Ein Kleinkind wird von einem Gesundheitshelfer hochgehoben

Mitarbeitende des Gesundheitswesens beginnen mit der Verabreichung von Polio-Impfstoffen in der Klinik Az Zawayda im zentralen Gazastreifen. Teams waren in der ersten Phase der Kampagne täglich von 6.00 bis 14.00 Uhr im Einsatz.
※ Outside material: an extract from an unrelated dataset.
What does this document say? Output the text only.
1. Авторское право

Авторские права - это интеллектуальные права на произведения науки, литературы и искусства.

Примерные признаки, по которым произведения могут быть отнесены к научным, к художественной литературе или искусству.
© UNICEF/UNI636610/El Baba

Was genau ist Polio?

Poliomyelitis, kurz Polio, ist eine hochansteckende Infektionskrankheit. Das Virus greift das zentrale Nervensystem an und kann in das Gehirn und Rückenmark der infizierten Person eindringen. Polio wird oft auch als Kinderlähmung bezeichnet, da ein typischer Krankheitsverlauf zu Lähmungen führen kann und insbesondere Kinder unter fünf Jahren gefährdet sind, sich mit Polio anzustecken. Allerdings kann die Krankheit Menschen jeder Altersgruppe treffen, wenn diese nicht geimpft sind. In schwersten Fällen kann das Virus zum Tod führen, wenn die Atemmuskulatur betroffen ist.

Wie verbreitet sich Polio?

Polio kann sich in den ersten 36 Stunden einer Infektion über eine Tröpfcheninfektion verbreiten, also Husten oder Niesen. Nach 72 Stunden verbreitet sich das Virus über Körpersekrete einer an Polio erkrankten Person, zum Beispiel über den Stuhl, Speichel oder andere Körperflüssigkeiten. Wenn es an einem Ort keine hygienischen Sanitäranlagen gibt, wie ausreichend Toiletten oder ein funktionierendes Abwassersystem, kann sich das Virus schnell ausbreiten. Auch wenn es keine Möglichkeit zum Händewaschen nach dem Stuhlgang gibt, kann das Virus durch Berührungen zwischen einer infizierten und einer nicht-infizierten Person übertragen werden.

Was für Typen gibt es?

Man unterscheidet zwischen zwei Typen der Polio: der „wilden Polio“ und der „Impf-Poliomyelitis“. Erstere ist das natürlich vorkommende Virus. Zweiteres hingegen kann in seltenen Fällen durch die Polio-Impfung ausgelöst werden, eine Lebendimpfung, in der sich abgeschwächte Polio-Viren befinden. Dieser Typus kommt dann vor, wenn nicht genügend Menschen an einem Ort geimpft sind. Auch die Umstände, unter denen die Menschen leben, können einen Einfluss haben: besonders schlechte hygienische Verhältnisse begünstigen eine Erkrankung mit der Impf-Poliomyelitis. Wenn Kontaktpersonen, die sich an den abgeschwächten Polio-Viren infizieren, die über den Stuhl ausgeschieden werden, keine Antikörper bilden, kann das Virus mutieren und damit neue Polio-Infektionen auslösen. Nicht der orale Polio-Impfstoff ist also das Problem, sondern die zu geringe Impfquote in einer Region.

Impfungen der einzige Weg zur Bekämpfung

Tatsächlich war das Virus an vielen Orten der Welt bereits ausgerottet. In den letzten 30 Jahren wurden weltweit mehr als 2,5 Milliarden Kinder gegen Polio geimpft. Damit ging die Zahl der Erkrankungen um 99 Prozent zurück. Es gibt zwei Impfstoffe gegen Polio.

Ein Mitarbeiter von UNICEF prüft eine Lieferung

Ein UNICEF-Mitarbeiter prüft eine der 1,6 Millionen Lieferungen von Impfdosen gegen das Poliovirus.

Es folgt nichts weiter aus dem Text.